13 Apr 2022

Waikato farmer gets home detention for environmental crimes

4:38 pm on 13 April 2022

A Waikato farmer with a history of environmental offending has been sentenced to home-detention.

Stored waste in disused piggery building awaiting disposal on farm.

Stored waste in disused piggery building awaiting disposal on farm. Photo: Supplied / Waikato Regional Council

Kenneth McIntyre from Kereone, near Morrinsville, was sentenced in the Hamilton District Court on 13 charges of breaching the Resource Management Act and given a term of five-months home detention and fined $100,000.

A trial was held before a jury in June 2021, with the sentencing handed down on Tuesday.

It was the fifth prosecution laid against him by the Waikato Regional Council.

The convictions relate to nine charges of discharging contaminants into the environment, three of breaching court orders that were imposed in previous prosecutions, and one charge of excavating a stream.

Judge David Kirkpatrick made further orders against McIntyre and his partner Cassandra Kidd, who was also convicted in relation to these environmental breaches, of a ban from any further waste being brought onto their property.

Irrigator stationary in paddock.

Irrigator stationary in paddock. Photo: Supplied / Waikato Regional Council

The case arose as a result of several complaints from members of the public.

As a result of a subsequent council investigation, it was alleged that large volumes of liquid waste had been recklessly discharged into the environment in 2018.

In May 2018, in excess of 1500 tonnes of dairy factory liquid waste was received and it was spread on the land where it could flow into a tributary of the Piako River, causing pollution.

The jury also heard that McIntyre had got $177,000 for receiving the waste products between February and June 2018.

Kidd was convicted and discharged of any further sentence on two related charges for her role in the offending. She had earlier entered guilty pleas.

Ponded waste on paddock surface.

Ponded waste on paddock surface. Photo: Supplied / Waikato Regional Council

Judge Kirkpatrick said the gravity of the offending in this case was high and that the culpability of McIntyre for his offending was also high.

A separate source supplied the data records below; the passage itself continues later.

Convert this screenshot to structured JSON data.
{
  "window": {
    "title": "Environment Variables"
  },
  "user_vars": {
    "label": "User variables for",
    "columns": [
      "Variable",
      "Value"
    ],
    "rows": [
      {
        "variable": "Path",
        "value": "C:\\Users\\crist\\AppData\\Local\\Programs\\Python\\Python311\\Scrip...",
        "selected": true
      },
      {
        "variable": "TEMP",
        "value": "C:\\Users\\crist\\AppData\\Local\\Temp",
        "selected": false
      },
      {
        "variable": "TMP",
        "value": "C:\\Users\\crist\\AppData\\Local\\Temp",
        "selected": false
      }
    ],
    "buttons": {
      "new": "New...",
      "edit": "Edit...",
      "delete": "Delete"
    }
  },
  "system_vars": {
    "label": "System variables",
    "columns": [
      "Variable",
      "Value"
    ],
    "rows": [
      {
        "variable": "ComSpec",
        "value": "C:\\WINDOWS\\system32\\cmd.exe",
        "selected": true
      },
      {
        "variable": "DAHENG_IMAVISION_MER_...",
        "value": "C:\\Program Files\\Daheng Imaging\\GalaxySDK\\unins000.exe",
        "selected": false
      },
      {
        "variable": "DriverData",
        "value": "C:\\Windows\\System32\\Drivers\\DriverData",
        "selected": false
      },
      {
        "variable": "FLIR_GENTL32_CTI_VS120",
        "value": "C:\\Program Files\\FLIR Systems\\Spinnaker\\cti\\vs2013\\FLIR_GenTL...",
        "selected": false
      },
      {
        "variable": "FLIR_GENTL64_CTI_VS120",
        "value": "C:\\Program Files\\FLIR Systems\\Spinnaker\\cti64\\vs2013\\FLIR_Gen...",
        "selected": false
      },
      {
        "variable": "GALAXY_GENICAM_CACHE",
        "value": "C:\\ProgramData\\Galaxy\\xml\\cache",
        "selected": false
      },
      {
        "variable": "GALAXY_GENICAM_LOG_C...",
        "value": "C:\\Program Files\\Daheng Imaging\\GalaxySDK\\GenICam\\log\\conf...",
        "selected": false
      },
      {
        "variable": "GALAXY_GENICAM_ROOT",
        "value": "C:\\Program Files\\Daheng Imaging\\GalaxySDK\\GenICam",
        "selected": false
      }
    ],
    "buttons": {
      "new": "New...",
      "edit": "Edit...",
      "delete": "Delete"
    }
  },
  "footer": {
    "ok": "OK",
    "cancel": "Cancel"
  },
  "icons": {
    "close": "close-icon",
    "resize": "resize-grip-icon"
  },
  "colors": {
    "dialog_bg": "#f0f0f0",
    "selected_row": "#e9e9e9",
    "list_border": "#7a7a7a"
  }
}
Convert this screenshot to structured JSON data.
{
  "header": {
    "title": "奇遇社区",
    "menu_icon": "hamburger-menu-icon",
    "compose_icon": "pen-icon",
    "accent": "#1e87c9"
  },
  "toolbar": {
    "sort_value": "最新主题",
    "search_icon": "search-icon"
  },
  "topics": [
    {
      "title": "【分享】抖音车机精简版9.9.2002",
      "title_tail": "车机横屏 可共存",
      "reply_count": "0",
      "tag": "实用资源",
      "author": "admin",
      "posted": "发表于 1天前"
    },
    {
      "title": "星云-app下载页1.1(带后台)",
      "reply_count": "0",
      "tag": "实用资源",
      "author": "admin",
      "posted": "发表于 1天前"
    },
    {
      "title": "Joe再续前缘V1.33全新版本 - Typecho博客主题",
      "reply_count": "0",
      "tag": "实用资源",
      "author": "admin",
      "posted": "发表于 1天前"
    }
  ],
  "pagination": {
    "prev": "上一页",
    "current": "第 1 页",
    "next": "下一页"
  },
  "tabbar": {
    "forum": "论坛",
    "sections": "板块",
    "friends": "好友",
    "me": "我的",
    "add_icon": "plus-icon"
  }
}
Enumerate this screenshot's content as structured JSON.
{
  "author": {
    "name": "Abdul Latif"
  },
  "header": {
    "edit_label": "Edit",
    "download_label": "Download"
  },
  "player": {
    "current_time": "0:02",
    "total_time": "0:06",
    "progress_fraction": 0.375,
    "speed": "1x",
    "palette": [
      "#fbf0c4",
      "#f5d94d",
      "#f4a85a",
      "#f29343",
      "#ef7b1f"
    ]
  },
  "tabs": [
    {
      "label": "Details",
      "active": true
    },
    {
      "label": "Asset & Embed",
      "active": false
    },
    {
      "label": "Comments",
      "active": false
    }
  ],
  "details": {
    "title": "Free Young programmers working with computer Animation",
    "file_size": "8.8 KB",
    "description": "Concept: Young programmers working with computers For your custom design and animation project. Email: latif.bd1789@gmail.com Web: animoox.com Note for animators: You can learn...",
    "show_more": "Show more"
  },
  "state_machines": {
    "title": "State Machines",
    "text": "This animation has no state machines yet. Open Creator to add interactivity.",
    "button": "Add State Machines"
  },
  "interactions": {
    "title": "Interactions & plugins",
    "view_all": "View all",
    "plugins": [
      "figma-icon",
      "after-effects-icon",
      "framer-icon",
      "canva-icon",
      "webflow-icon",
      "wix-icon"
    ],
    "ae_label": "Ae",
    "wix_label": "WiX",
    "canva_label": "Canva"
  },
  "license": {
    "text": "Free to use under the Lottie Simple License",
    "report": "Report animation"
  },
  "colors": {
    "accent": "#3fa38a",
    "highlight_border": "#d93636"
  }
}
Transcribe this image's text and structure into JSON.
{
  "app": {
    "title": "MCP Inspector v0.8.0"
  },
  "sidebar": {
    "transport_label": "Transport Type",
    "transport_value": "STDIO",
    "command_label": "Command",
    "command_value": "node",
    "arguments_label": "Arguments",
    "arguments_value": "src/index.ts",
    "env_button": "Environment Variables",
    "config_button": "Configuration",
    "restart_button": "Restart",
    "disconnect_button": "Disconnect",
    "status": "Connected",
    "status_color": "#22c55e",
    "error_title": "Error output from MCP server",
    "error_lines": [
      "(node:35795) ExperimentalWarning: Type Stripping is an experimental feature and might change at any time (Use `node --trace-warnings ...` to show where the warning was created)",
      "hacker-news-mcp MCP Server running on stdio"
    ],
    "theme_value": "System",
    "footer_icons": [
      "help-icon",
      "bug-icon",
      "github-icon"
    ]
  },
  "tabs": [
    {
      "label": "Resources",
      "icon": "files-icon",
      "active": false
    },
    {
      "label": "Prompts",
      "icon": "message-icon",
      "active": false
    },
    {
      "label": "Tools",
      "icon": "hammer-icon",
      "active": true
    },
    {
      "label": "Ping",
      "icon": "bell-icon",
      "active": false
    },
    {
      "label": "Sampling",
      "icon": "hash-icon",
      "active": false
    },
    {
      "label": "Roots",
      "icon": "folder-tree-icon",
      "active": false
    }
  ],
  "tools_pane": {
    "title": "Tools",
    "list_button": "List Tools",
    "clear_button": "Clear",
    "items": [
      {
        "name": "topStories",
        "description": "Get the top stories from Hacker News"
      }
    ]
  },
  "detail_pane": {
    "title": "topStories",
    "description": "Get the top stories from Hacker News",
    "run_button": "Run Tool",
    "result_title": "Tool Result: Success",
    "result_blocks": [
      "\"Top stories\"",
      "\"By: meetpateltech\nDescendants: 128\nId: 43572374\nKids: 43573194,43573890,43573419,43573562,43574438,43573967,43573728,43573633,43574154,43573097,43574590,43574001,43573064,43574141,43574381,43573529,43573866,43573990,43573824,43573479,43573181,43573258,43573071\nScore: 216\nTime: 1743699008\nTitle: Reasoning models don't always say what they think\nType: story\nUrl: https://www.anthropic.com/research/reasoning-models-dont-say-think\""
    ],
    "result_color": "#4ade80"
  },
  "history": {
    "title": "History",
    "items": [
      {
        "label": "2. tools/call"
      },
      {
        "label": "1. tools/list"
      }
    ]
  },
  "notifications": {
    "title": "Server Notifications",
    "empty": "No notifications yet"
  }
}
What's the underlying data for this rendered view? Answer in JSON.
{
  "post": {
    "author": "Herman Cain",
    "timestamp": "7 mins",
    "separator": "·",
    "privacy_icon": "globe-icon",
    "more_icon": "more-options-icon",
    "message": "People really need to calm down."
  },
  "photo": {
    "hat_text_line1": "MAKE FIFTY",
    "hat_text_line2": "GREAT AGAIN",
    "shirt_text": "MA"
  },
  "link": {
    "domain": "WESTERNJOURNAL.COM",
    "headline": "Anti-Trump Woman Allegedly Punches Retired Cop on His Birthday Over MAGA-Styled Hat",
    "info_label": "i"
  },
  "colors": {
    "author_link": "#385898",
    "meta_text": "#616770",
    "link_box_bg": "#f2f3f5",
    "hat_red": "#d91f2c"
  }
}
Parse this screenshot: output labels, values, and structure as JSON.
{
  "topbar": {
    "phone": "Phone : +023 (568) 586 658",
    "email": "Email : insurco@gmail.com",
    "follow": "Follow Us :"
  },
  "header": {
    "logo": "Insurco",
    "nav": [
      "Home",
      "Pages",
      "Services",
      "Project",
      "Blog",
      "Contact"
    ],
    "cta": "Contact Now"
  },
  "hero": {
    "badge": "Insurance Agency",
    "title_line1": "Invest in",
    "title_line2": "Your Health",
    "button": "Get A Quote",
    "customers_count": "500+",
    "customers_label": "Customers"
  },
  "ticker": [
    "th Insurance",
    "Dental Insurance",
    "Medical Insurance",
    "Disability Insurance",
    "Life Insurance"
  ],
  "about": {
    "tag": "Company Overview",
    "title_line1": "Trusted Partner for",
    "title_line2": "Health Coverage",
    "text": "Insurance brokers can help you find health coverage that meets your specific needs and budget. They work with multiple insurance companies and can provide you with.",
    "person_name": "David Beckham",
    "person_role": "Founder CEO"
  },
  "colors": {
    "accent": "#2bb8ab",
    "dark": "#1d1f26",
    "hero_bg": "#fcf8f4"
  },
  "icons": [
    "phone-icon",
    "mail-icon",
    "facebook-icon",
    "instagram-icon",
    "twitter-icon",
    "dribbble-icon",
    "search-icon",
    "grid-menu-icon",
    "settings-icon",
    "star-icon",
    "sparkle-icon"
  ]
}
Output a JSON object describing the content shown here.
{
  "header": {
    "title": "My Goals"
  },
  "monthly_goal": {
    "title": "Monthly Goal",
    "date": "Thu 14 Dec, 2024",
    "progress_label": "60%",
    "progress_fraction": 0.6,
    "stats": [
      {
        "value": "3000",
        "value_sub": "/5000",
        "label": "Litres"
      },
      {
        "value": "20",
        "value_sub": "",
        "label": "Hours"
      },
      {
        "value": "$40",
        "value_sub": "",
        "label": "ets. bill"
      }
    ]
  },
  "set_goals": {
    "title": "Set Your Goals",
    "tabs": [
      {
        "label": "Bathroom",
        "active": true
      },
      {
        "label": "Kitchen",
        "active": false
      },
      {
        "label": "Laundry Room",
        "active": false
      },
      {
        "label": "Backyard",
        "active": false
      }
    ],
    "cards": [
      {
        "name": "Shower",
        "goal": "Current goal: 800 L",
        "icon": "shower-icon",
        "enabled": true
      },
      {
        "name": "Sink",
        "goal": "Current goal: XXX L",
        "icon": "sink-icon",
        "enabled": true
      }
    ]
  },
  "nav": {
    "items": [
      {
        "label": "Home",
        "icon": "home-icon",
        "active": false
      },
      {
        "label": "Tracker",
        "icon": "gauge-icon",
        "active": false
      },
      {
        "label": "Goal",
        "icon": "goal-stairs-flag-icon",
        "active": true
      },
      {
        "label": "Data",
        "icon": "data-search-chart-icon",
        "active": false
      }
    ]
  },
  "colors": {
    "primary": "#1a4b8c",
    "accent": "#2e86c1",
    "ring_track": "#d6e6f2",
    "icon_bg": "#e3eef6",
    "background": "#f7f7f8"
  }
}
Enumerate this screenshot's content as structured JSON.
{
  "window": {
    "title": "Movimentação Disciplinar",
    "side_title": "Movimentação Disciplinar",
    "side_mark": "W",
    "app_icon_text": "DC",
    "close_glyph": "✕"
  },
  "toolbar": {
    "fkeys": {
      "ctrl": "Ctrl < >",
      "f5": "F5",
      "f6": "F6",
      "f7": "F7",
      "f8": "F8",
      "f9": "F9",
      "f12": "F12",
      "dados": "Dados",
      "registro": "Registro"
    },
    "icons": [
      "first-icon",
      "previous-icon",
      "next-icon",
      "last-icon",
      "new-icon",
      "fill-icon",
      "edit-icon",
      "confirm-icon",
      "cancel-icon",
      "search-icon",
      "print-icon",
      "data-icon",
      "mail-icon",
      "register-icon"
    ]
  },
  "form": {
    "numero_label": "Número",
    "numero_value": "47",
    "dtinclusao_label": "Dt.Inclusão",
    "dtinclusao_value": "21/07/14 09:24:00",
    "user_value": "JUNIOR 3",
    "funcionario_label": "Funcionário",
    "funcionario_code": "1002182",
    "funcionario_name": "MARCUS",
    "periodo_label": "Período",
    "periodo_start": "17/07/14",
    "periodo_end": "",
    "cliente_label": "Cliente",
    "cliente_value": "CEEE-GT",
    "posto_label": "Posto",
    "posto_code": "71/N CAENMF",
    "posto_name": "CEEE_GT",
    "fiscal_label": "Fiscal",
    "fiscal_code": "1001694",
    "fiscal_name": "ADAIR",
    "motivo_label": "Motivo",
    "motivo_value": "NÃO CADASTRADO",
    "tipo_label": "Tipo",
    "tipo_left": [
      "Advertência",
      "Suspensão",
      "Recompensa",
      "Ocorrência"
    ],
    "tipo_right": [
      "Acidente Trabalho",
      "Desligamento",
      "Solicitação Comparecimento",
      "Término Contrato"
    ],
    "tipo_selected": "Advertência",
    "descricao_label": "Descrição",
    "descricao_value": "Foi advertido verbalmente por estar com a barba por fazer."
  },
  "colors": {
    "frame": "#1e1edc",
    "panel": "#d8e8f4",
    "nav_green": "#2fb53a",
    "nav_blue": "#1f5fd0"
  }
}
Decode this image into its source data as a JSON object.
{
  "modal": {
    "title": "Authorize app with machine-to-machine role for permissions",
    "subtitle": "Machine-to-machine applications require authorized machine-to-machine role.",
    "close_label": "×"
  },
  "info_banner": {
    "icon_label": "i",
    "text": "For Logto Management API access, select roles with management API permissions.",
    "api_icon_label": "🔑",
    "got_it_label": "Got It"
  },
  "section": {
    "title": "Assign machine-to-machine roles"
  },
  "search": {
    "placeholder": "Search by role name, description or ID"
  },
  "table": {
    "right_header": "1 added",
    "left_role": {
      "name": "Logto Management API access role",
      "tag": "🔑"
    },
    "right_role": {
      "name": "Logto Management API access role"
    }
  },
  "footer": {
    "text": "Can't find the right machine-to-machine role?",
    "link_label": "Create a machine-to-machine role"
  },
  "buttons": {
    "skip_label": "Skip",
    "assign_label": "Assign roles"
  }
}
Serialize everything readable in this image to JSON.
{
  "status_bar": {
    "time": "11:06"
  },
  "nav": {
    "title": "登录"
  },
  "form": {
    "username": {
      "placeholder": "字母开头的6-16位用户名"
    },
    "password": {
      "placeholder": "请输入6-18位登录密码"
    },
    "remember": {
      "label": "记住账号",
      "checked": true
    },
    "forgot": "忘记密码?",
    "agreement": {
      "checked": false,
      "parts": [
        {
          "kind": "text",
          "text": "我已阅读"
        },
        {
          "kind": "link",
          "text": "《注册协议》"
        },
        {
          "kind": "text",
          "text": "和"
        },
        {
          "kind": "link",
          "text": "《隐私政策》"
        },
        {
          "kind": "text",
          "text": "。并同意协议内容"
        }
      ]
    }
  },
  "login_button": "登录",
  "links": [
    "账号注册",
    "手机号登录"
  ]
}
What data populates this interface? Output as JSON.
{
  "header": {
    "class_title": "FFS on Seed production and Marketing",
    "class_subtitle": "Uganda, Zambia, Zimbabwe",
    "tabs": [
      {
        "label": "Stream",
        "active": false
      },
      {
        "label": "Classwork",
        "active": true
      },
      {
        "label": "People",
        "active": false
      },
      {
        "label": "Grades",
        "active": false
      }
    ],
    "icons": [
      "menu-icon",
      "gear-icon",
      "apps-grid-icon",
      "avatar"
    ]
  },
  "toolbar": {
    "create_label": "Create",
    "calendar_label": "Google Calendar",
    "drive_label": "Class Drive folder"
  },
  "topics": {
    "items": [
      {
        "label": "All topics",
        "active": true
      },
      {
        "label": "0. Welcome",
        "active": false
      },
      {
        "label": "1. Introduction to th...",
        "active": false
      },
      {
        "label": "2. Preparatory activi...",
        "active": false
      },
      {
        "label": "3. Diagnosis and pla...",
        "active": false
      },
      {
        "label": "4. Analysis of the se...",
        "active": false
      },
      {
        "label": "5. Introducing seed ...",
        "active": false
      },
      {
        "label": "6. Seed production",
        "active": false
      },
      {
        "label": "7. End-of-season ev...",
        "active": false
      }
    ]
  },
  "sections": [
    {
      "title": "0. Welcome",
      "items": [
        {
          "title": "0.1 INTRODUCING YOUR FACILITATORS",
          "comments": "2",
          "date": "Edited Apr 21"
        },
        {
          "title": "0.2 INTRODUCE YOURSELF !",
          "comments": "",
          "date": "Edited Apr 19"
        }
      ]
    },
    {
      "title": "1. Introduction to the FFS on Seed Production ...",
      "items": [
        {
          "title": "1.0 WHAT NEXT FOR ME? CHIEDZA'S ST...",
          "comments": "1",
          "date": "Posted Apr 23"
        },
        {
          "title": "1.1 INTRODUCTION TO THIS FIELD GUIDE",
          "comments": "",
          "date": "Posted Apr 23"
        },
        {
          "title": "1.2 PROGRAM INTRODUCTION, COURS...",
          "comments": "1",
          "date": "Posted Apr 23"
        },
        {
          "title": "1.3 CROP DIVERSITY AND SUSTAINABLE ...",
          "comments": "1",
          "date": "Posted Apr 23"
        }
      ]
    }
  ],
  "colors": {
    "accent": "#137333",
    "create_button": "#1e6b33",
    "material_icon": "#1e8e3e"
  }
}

He said the verdicts of the jury must be understood as rejecting McIntyre's defence that others were as culpable as he was.

Waikato Regional Council's regional compliance manager Patrick Lynch said home detention for environmental offending is very rare.

''This extreme step reflects both the very poor behaviour of this one person, over many years, and the frustration in that he simply has not changed his behaviour."